Personal information
- Full name: Vincent Thomas Hughes
- Born: 13 July 1906 Waterloo, New South Wales, Australia
- Died: 9 September 1989 (aged 83) Sylvania, New South Wales, Australia

Playing information
- Position: Centre, Five-eighth, Wing
Club
| Years | Team | Pld | T | G | FG | P |
| 1926–29 | Newtown | 42 | 5 | 0 | 0 | 15 |
| 1930–31 | Western Suburbs | 3 | 1 | 0 | 0 | 3 |
|  | Total | 45 | 6 | 0 | 0 | 18 |
Representative
| Years | Team | Pld | T | G | FG | P |
| 1928 | NSW City | 1 | 0 | 0 | 0 | 0 |
| 1927 | Metropolis | 1 | 0 | 0 | 0 | 0 |
- Source:

= Vince Hughes =

Australian rugby league footballer

Vince Hughes (1906-1989) was an Australian rugby league footballer who played in the 1920s and 1930s. He played for Newtown and Western Suburbs in the New South Wales Rugby League (NSWRL) competition.

==Playing career==
Hughes was a member of the South Sydney Presidents Cup side of 1923. He played at Lithgow, New South Wales in 1925 and joined Newtown the following season. Hughes made his first grade debut for Newtown in Round 1 1926 against University at Wentworth Park. Over the coming seasons, Hughes established himself in the first grade side and switched between centre and five-eighth positions. In 1928, Newtown finished last on the table claiming the wooden spoon after only winning 1 match all season. Hughes was selected to play for NSW City in 1928 despite Newtown's poor form in the premiership.

In 1929, Newtown had a complete form reversal and finished 4th on the table. The club then went on to upset St George 8-7 at Earl Park, Arncliffe in the semi-final to reach the 1929 NSWRL grand final. In the grand final, the club's opponents were the all conquering South Sydney side who were looking to win their 5th premiership in a row. Hughes played at five-eighth in the final as Newtown never troubled Souths losing 30-10 at the Sydney Sports Ground in front of 16,360 fans.

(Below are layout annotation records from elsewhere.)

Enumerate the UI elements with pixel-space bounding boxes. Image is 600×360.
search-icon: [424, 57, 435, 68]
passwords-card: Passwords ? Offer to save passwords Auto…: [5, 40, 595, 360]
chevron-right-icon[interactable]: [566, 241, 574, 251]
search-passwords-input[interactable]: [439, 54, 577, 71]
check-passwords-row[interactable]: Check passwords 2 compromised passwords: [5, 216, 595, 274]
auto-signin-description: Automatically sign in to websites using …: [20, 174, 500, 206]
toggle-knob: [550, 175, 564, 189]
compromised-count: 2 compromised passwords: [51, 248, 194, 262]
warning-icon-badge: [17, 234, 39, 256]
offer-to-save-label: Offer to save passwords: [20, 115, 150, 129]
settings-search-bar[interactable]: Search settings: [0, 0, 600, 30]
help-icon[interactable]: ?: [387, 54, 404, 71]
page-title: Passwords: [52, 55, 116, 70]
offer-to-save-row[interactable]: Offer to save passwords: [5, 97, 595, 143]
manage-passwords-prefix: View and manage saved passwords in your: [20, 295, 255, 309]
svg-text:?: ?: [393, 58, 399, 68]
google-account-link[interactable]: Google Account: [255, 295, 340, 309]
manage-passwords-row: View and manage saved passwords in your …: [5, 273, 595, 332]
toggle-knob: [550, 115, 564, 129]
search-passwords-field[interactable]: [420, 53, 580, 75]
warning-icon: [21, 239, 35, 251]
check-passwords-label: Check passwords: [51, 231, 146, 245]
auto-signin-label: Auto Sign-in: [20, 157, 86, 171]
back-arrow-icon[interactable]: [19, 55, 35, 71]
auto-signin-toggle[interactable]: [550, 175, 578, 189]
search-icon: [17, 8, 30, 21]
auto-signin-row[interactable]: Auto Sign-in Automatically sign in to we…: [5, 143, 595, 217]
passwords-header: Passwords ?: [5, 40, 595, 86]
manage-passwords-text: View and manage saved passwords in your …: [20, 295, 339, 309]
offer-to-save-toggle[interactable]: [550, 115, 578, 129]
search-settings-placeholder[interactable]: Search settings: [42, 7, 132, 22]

In 1930, Hughes joined Western Suburbs and was part of the side which claimed the minor premiership. Hughes played in the semi-final victory over Souths but missed out playing in the club's grand final win over St George. The following season in 1931, Hughes made 1 final appearance for the club which was against North Sydney at Pratten Park in a 19-16 loss.